In his State of the Union address, President Obama laid out a plan to help responsible borrowers and support a housing market recovery.
Key aspects of the president’s plan include:
- Broad-based refinancing: The president’s plan will provide borrowers who are current on their payments with an opportunity to refinance and take advantage of historically low interest rates.
- Homeowner Bill of Rights: The president is putting forward a single set of standards to make sure borrowers and lenders play by the same rules, including: Access to a simple mortgage disclosure form, so borrowers understand the loans they are taking out; full disclosure of fees and penalties; guidelines to prevent conflicts of interest that end up hurting homeowners; support to keep responsible families in their homes and out of foreclosure; and protection for families against inappropriate foreclosure, including right of appeal.

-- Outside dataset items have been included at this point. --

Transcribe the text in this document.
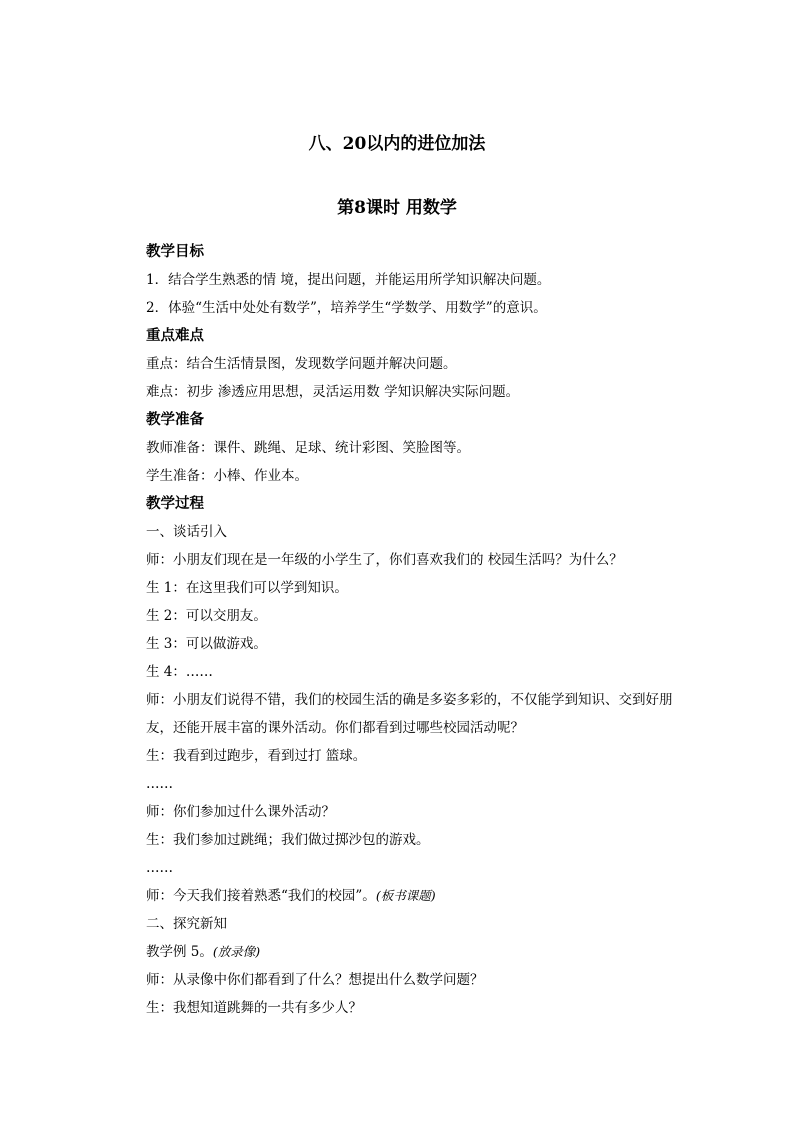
八、20以内的进位加法
第8课时 用数学
教学目标
1．结合学生熟悉的情 境，提出问题，并能运用所学知识解决问题。
2．体验“生活中处处有数学”，培养学生“学数学、用数学”的意识。
重点难点
重点：结合生活情景图，发现数学问题并解决问题。
难点：初步 渗透应用思想，灵活运用数 学知识解决实际问题。
教学准备
教师准备：课件、跳绳、足球、统计彩图、笑脸图等。
学生准备：小棒、作业本。
教学过程
一、谈话引入
师：小朋友们现在是一年级的小学生了，你们喜欢我们的 校园生活吗？为什么？
生 1：在这里我们可以学到知识。
生 2：可以交朋友。
生 3：可以做游戏。
生 4：……
师：小朋友们说得不错，我们的校园生活的确是多姿多彩的，不仅能学到知识、交到好朋友，还能开展丰富的课外活动。你们都看到过哪些校园活动呢？
生：我看到过跑步，看到过打 篮球。
……
师：你们参加过什么课外活动？
生：我们参加过跳绳；我们做过掷沙包的游戏。
……
师：今天我们接着熟悉“我们的校园”。(板书课题)
二、探究新知
教学例 5。(放录像)
师：从录像中你们都看到了什么？想提出什么数学问题？
生：我想知道跳舞的一共有多少人？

- First pilot sale to transition foreclosed property into rental housing: The FHFA, in conjunction with Treasury and HUD, is announcing a pilot sale of foreclosed properties to be transitioned into rental housing.
- Providing a full year of forbearance for borrowers looking for work: Following the administration’s lead, major banks and the GSEs are now providing up to 12 months of forbearance to unemployed borrowers.
- Pursuing a joint investigation into mortgage origination and servicing abuses: This effort marshals new resources to investigate misconduct that contributed to the financial crisis under the leadership of federal and state co-chairs.
- Rehabilitating neighborhoods and reducing foreclosures: In addition to the steps outlined above, the administration is expanding eligibility for HAMP to reduce additional foreclosures, increasing incentives for modifications that help borrowers rebuild equity, and is proposing to put people back to work rehabilitating neighborhoods through Project Rebuild. The above information is taken from the California Association of Realtors’ (C.A.R.) weekly e-newsletter covering vital industry information including economic reports, legislative developments, and new real estate products and services.
Sounds like a good and promising plan to me. But the mortgage market and housing analysts were doubtful that the plan will become a reality this year.
“The goal of the program is good,” said Kevin Stein of the California Reinvestment Coalition. “Whether they can reach the goal is another question.”
Dustin Hobbs of the California Mortgage Bankers Association called the plan “a positive sign,” but unsure what the result would be.
Ed Mills, a financial policy analyst with FBR Capital Markets in Washington, D.C., noted that the proposal to pay for the program with a tax on large banks will likely be dead on arrival at a fiercely partisan Congress in an election year.
Rep. Scott Garrett, R-N.J., head of the House finance subcommittee that overseas Fannie Mae and Freddie Mac, blasted the plan, calling it the “latest salvo of the federal government’s unprecedented expansion into our nation’s housing market.”
Last fall, President Obama made a controversial move by bypassing Congress and moving forward with an executive order to fix housing by issuing the second phase of the Home Affordable Refinance Program (HARP) which eliminates fees and appraisal process, along with other adjustments.
Last month, the Obama administration announced that they are taking a similar approach seeking to improve the Home Affordable Mortgage Program (HAMP) by expanding eligibility to mortgage holders with higher debt loads and the new phase of HAMP triples the incentives it pays banks that reduce principal on loans, a move the administration has been strongly advocating.
The Federal Housing Finance Agency (FHFA), the conservator of Fannie Mae and Freddie Mac told lawmakers in a letter that forcing the two to write down the principal on underwater home loans would require more than $100 billion in new taxpayer funds.
Despite that, the administration also announced this week that it would offer incentives to Fannie and Freddie to reduce principal on loans which previously was only offered to private entities and banks.
The new changes would not require new funds, as HAMP has been funded by billions of taxpayer dollars, more than half of which has not been spent. The housing plan gives mortgage servicers incentives to modify mortgage loans by cutting interest rates, deferring a portion of the loan or extending other terms. The administration launched the program with the promise that four million homeowners would be helped and be able to stay in their home. But nowhere near that number of homeowners were helped. Perhaps in hopes that the four million mark is still attainable, the program has been extended an extra year to end in 2013.
In the meantime, the CALIFORNIA ASSOCIATION OF REALTORS® (C.A.R.) applauds President Obama’s proposal to help millions of underwater homeowners who are current on their mortgage to refinance, but opposes the implementation of FHFA pilot program to transition Real Estate Owned (REO) properties into rental housing. Given the low REO inventory in California and the high demand even in the state’s hardest hit areas, this plan may not be as beneficial here.
I am sure a lot of tweaking is still in order.